Medical Bill Organizer
Organizing hospital, physician and other medical bills
After a hospital stay or a visit to your doctor, you may receive many different documents from the service provider and from your insurance company. It is important to keep these medical bills, explanation of benefits (EOB) insurance forms, payment statements, receipts, prescription information and claim forms together and in order.
Here are five basic tips that will help you organize this important information:
1.Obtain a large accordion folder with several pockets in which to keep your paperwork. Several plain folders will also work.

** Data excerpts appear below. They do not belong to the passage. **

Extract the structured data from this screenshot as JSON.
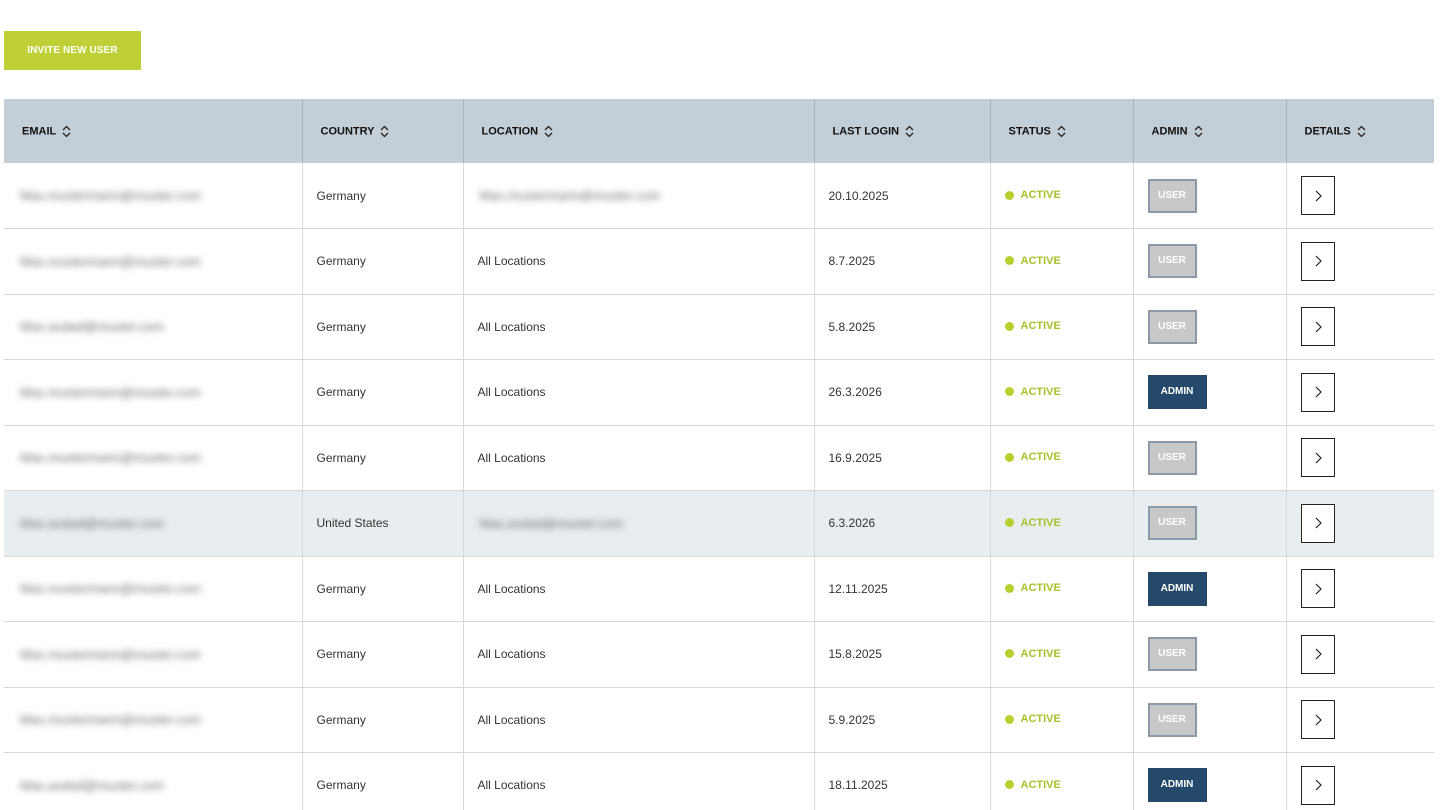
{
  "toolbar": {
    "invite_label": "INVITE NEW USER"
  },
  "table": {
    "headers": {
      "email": "EMAIL",
      "country": "COUNTRY",
      "location": "LOCATION",
      "last_login": "LAST LOGIN",
      "status": "STATUS",
      "admin": "ADMIN",
      "details": "DETAILS"
    },
    "rows": [
      {
        "email": "Max.mustermann@muster.com",
        "country": "Germany",
        "location": "Max.mustermann@muster.com",
        "location_blurred": true,
        "last_login": "20.10.2025",
        "status": "ACTIVE",
        "role": "USER",
        "highlight": false
      },
      {
        "email": "Max.mustermann@muster.com",
        "country": "Germany",
        "location": "All Locations",
        "location_blurred": false,
        "last_login": "8.7.2025",
        "status": "ACTIVE",
        "role": "USER",
        "highlight": false
      },
      {
        "email": "Max.axdad@muster.com",
        "country": "Germany",
        "location": "All Locations",
        "location_blurred": false,
        "last_login": "5.8.2025",
        "status": "ACTIVE",
        "role": "USER",
        "highlight": false
      },
      {
        "email": "Max.mustermann@muster.com",
        "country": "Germany",
        "location": "All Locations",
        "location_blurred": false,
        "last_login": "26.3.2026",
        "status": "ACTIVE",
        "role": "ADMIN",
        "highlight": false
      },
      {
        "email": "Max.mustermann@muster.com",
        "country": "Germany",
        "location": "All Locations",
        "location_blurred": false,
        "last_login": "16.9.2025",
        "status": "ACTIVE",
        "role": "USER",
        "highlight": false
      },
      {
        "email": "Max.axdad@muster.com",
        "country": "United States",
        "location": "Max.axdad@muster.com",
        "location_blurred": true,
        "last_login": "6.3.2026",
        "status": "ACTIVE",
        "role": "USER",
        "highlight": true
      },
      {
        "email": "Max.mustermann@muster.com",
        "country": "Germany",
        "location": "All Locations",
        "location_blurred": false,
        "last_login": "12.11.2025",
        "status": "ACTIVE",
        "role": "ADMIN",
        "highlight": false
      },
      {
        "email": "Max.mustermann@muster.com",
        "country": "Germany",
        "location": "All Locations",
        "location_blurred": false,
        "last_login": "15.8.2025",
        "status": "ACTIVE",
        "role": "USER",
        "highlight": false
      },
      {
        "email": "Max.mustermann@muster.com",
        "country": "Germany",
        "location": "All Locations",
        "location_blurred": false,
        "last_login": "5.9.2025",
        "status": "ACTIVE",
        "role": "USER",
        "highlight": false
      },
      {
        "email": "Max.axdad@muster.com",
        "country": "Germany",
        "location": "All Locations",
        "location_blurred": false,
        "last_login": "18.11.2025",
        "status": "ACTIVE",
        "role": "ADMIN",
        "highlight": false
      }
    ]
  },
  "colors": {
    "accent": "#bfcf36",
    "header_bg": "#c3ced6",
    "status_active": "#a5c22b",
    "admin_badge": "#24496b",
    "user_badge": "#c6c8ca",
    "highlight_row": "#e8edf0"
  },
  "icons": {
    "sort": "sort-updown-icon",
    "details": "chevron-right-icon",
    "status": "status-dot-icon"
  }
}
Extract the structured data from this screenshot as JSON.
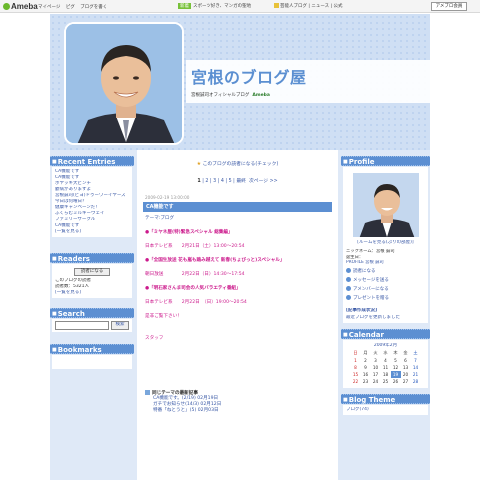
{
  "topbar": {
    "logo": "Ameba",
    "nav": [
      "マイページ",
      "ピグ",
      "ブログを書く"
    ],
    "promo_badge": "新着",
    "promo_text": "スポーツ好き、マンガの聖地",
    "promo2_text": "芸能人ブログ | ニュース | 公式",
    "login_label": "アメブロ会員"
  },
  "header": {
    "title": "宮根のブログ屋",
    "subtitle": "宮根誠司オフィシャルブログ",
    "powered": "Ameba"
  },
  "left": {
    "recent_heading": "Recent Entries",
    "recent_items": [
      "CA機能です",
      "CA機能です",
      "ボヤッキ大ピンチ",
      "鬱病がありますよ",
      "宮根誠司(ピヨ)ドゥーワーイヤーズ",
      "今日は何曜日？",
      "健康キャンペーンだ！",
      "ふくらむミルキーウェイ",
      "ファミリーサークル",
      "CA機能です"
    ],
    "recent_more": "[一覧を見る]",
    "readers_heading": "Readers",
    "readers_btn": "読者になる",
    "readers_text": "このブログの読者",
    "readers_line": "読者数：5321人",
    "readers_more": "[一覧を見る]",
    "search_heading": "Search",
    "search_btn": "検索",
    "bookmarks_heading": "Bookmarks"
  },
  "center": {
    "notice": "このブログの読者になる(チェック)",
    "pager": [
      "1",
      "2",
      "3",
      "4",
      "5"
    ],
    "pager_current": "1",
    "pager_last": "最終",
    "pager_next": "次ページ >>",
    "entry_date": "2009-02-19 13:00:00",
    "entry_title": "CA機能です",
    "theme_label": "テーマ:ブログ",
    "items": [
      {
        "title": "●「ミヤネ屋(特)緊急スペシャル 総集編」",
        "line": "日本テレビ系　　2月21日（土）13:00～20:54"
      },
      {
        "title": "●「全国生放送 花も嵐も踏み越えて 新春(ちょびっと)スペシャル」",
        "line": "朝日放送　　　　2月22日（日）14:30～17:54"
      },
      {
        "title": "●「明石家さんま司会の人気バラエティ番組」",
        "line": "日本テレビ系　　2月22日　（日）19:00～20:54"
      }
    ],
    "closing": "是非ご覧下さい！",
    "staff": "スタッフ",
    "related_heading": "同じテーマの最新記事",
    "related_items": [
      "CA機能です。(2/19) 02月19日",
      "ガチでお知らせ(14/3) 02月12日",
      "特番「ねとうと」(5) 02月03日"
    ]
  },
  "right": {
    "profile_heading": "Profile",
    "profile_link": "[ルームを見る(ぷりの部屋)]",
    "profile_lines": [
      "ニックネーム：宮根 誠司",
      "誕生日：",
      "PROFILE 宮根 誠司"
    ],
    "profile_btns": [
      "読者になる",
      "メッセージを送る",
      "アメンバーになる",
      "プレゼントを贈る"
    ],
    "updated": "[記事作成状況]",
    "updated_sub": "最近ブログを更新しました",
    "calendar_heading": "Calendar",
    "calendar_month": "2009年2月",
    "weekdays": [
      "日",
      "月",
      "火",
      "水",
      "木",
      "金",
      "土"
    ],
    "weeks": [
      [
        "1",
        "2",
        "3",
        "4",
        "5",
        "6",
        "7"
      ],
      [
        "8",
        "9",
        "10",
        "11",
        "12",
        "13",
        "14"
      ],
      [
        "15",
        "16",
        "17",
        "18",
        "19",
        "20",
        "21"
      ],
      [
        "22",
        "23",
        "24",
        "25",
        "26",
        "27",
        "28"
      ]
    ],
    "highlight_day": "19",
    "theme_heading": "Blog Theme",
    "theme_item": "ブログ(74)"
  }
}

Label the pockets or individual folder for the following:
Unpaid Accounts: Awaiting Insurance
Unpaid Accounts: Awaiting Payment from Me Prescription information
Miscellaneous, including extra insurance forms if you submit claims yourself
2.Read each bill or statement carefully as soon as they arrive in the mail. Review the information on the bill. Make sure you understand the bill. If you have any questions, call the number on the statement for clarification.
3.Separate your bills from your insurance EOBs.
Sort the bills and EOBs by the provider or insurance. company name (for example: Providence Home Services, Providence Health Plan or Medicare).
You will have multiple stacks: one for each provider and one for each insurance company.
Within each stack, place the oldest statement date on the top and the most current date on bottom.
4. Match your bills to your insurance EOBs.
Take one of the provider bills and look for the service date and the amount of the charge.
Now, look at the stack of insurance EOBs and find the matching service date and amount of the charge. If you have multiple insurances, look in all EOB stacks.
Place the provider bill on top, then the insurance EOB second and then the supplemental explanation of benefits form last.
Clip these documents together.
Is the bill paid in full?
If yes, mark the bill as paid and place the documents in the “Paid” folder or section in your accordion file.
If no, is bill awaiting insurance payment? Or, is bill awaiting
payment by you? Place documents with accounts awaiting insurance payment together in the “Unpaid Accounts: Awaiting Insurance” folder
or section in your accordion file. Place documents with accounts awaiting your payment together in the “Awaiting Payment from Me”
folder or section in your accordion file.
Remember the EOBs will state whether a charge was paid or denied or is pending. The EOB will also tell you if additional information is needed.
If your primary insurance has paid, you may need to file a claim with your secondary insurance. Always ask whether a provider (hospital, physician, home care service or other) will bill all of your insurance directly on your behalf. Note: If your provider was Providence, Providence will bill your insurance on your behalf if complete insurance information is provided.
If the provider will not bill your insurance, you will then be required to submit the bill yourself, or have someone assist you in filing with your insurance company. To do this make a photocopy of the explanation of benefits (EOB) form and the provider bill. Print, on the copies, your secondary insurance identification number, then mail both, the EOB form and the itemized bill, if required, to the secondary insurance company. Some insurance companies require their own claim form also be included. If your company requires this, follow their procedure.
In summary, call the insurance company if you are waiting for them to pay. If payment is owed by you, send payment to the provider using the payments options
listed on the bill.
Proceed with the rest of the provider bills, and follow the same format. Place any duplicates in a separate stack to be discarded later. We recommend you shred any papers that need to be discarded.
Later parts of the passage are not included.